The economic cooperation between Russia and China is largely one-sided, with Russia mainly exporting cheap raw materials to China and importing consumer goods and industrial products of inferior quality, in large part because logistics costs make goods from China more expensive than those from traditional European suppliers located closer to the western part of Russia where the main economic activity is concentrated.
Can China assist Putin in bypassing Western sanctions? While some efforts have been made, there are limitations to this approach. Recent complaints from Russian officials and businessmen complain that working with Chinese counterparts has become increasingly challenging. This is due, in part, to the fact that Chinese banks are closely connected to the global financial system. For instance, if a Russian bank is cut off from SWIFT, Chinese banks are likely to refuse to work with it.

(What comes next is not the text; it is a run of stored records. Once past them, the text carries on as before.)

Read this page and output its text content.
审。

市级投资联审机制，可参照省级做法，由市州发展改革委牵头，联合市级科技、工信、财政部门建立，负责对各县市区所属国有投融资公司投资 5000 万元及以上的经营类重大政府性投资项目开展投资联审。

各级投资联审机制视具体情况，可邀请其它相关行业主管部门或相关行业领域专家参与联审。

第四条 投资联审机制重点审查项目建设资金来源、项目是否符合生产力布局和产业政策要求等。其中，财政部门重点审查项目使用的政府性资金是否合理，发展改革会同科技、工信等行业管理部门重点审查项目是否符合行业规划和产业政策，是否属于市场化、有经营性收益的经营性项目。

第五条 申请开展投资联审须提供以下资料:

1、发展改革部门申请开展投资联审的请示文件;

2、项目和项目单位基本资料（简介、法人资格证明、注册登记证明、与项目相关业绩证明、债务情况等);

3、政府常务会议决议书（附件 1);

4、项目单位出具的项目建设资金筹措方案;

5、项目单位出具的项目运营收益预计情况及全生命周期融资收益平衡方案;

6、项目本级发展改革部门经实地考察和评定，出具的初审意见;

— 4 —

The noticeable lack of progress and tangible results after Xi Jinping's visit to Russia indicates that the potential for reorienting economic flows to China has reached its limit. Russia has attempted to develop economic ties with China by increasing the volume of raw material exports, but this strategy is ineffective as prices in this market are often unfavorable, and it will do nothing for the Russian economy and the budget. Furthermore, even though gas supplies via the Siberian Power are exempt from taxes, this does not address the growing budget deficit.

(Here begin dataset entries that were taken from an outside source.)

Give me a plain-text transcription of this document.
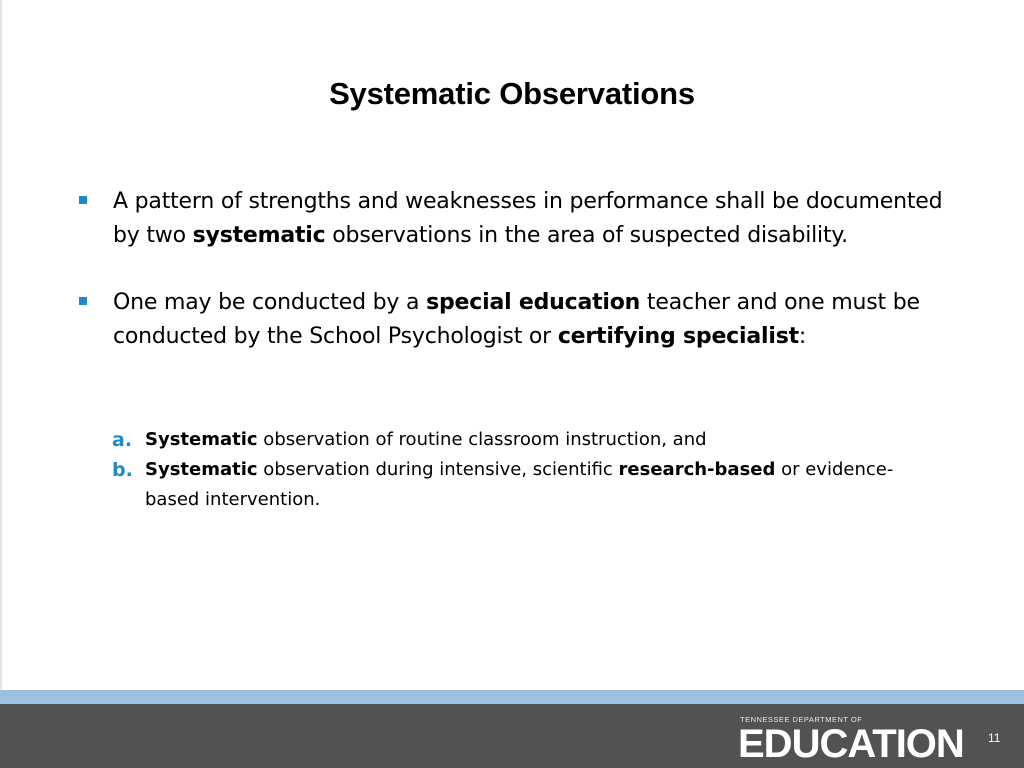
Systematic Observations
A pattern of strengths and weaknesses in performance shall be documented by two systematic observations in the area of suspected disability.
One may be conducted by a special education teacher and one must be conducted by the School Psychologist or certifying specialist:
a. Systematic observation of routine classroom instruction, and
b. Systematic observation during intensive, scientific research-based or evidence-based intervention.
TENNESSEE DEPARTMENT OF
EDUCATION 11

A key message from China to Russia is that it does not intend to provide the same level of support for Russia's development as the West did. China has made it clear that it will only provide minimal assistance to keep Russia afloat and should not expect any donations from China. Nor does China does want to ever see Russia as a competitor in the high-tech market.

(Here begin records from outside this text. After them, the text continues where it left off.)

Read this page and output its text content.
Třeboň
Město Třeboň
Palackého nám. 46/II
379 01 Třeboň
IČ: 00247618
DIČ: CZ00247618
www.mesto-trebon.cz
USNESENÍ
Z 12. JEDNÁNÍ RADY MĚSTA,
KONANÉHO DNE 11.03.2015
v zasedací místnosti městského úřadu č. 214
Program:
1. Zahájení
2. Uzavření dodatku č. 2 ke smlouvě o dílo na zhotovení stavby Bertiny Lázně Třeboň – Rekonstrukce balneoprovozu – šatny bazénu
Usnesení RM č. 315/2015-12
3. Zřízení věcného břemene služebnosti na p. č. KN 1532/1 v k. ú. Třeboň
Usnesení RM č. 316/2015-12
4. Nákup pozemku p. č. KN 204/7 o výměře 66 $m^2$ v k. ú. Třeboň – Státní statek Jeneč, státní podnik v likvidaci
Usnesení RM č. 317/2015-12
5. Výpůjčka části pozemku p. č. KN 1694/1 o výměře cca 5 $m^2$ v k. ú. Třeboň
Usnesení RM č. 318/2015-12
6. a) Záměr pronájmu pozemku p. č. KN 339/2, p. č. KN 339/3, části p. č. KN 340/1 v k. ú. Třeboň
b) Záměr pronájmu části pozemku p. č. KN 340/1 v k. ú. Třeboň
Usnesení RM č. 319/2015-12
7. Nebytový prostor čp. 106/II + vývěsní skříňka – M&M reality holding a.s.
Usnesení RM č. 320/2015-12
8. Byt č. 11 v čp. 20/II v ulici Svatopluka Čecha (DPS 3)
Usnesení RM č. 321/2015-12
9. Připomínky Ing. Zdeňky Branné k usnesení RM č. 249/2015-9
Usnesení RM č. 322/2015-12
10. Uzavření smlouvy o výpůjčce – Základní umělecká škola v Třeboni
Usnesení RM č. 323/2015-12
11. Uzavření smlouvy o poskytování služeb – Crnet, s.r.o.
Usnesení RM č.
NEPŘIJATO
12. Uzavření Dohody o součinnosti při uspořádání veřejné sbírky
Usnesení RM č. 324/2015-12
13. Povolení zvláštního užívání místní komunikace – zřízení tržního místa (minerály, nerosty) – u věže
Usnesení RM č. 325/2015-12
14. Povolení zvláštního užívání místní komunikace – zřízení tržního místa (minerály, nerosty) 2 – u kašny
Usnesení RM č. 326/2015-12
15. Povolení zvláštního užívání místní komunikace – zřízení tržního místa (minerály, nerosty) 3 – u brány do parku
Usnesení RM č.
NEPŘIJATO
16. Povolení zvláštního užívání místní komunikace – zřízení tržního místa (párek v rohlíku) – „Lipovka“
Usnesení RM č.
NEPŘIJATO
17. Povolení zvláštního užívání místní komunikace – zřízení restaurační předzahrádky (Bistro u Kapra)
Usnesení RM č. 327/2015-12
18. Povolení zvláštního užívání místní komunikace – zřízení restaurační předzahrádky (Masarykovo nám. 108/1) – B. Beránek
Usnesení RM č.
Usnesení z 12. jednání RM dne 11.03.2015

This does not mean that China is unwilling to cooperate with Russia - Xi Jinping still needs Putin as a “bad cop” to confront the West, which China is not willing to do directly. Putin's aggressive stance against Western democracies provides China with a certain advantage in international politics, as it allows China to maintain a good image while Russia takes the blame for aggressive actions. This strategy is often referred to as “if you do not agree to my terms, I will call the gang,” with Putin and his circle playing the role of the gangsters. China benefits from Putin's ongoing conflict with the West over Russia’s aggression in Ukraine, as it strains Western resources.
China benefits from Putin's ongoing conflict with the West over Russia’s aggression in Ukraine, as it strains Western resources
On the flip side, the Chinese partners are highly practical and have no intention of bearing the entire burden of rescuing Putin's system, which is both inefficient and ineffective. It cannot fight competently or manage the economy and has already destroyed and ruined practically everything. The same holds true for the proposed Chinese weapons supplies to Russia, which would seriously damage China's international reputation without helping Putin to win the war. At least China will be hesitant until it has full control over the situation, but as we know, Putin insists on controlling the course of the war himself.
As a result, Xi Jinping's recent visit to Moscow appears to have been unproductive. It is likely that he wanted to hear Putin's plan for getting out of the difficult situation he has created. However, judging by the weak final statement, Putin failed to convince his Chinese counterpart. China will likely continue to offer minimal support to Russia as a useful ally against the West, but it is not interested in saving or promoting the prosperity of Putin's inefficient system.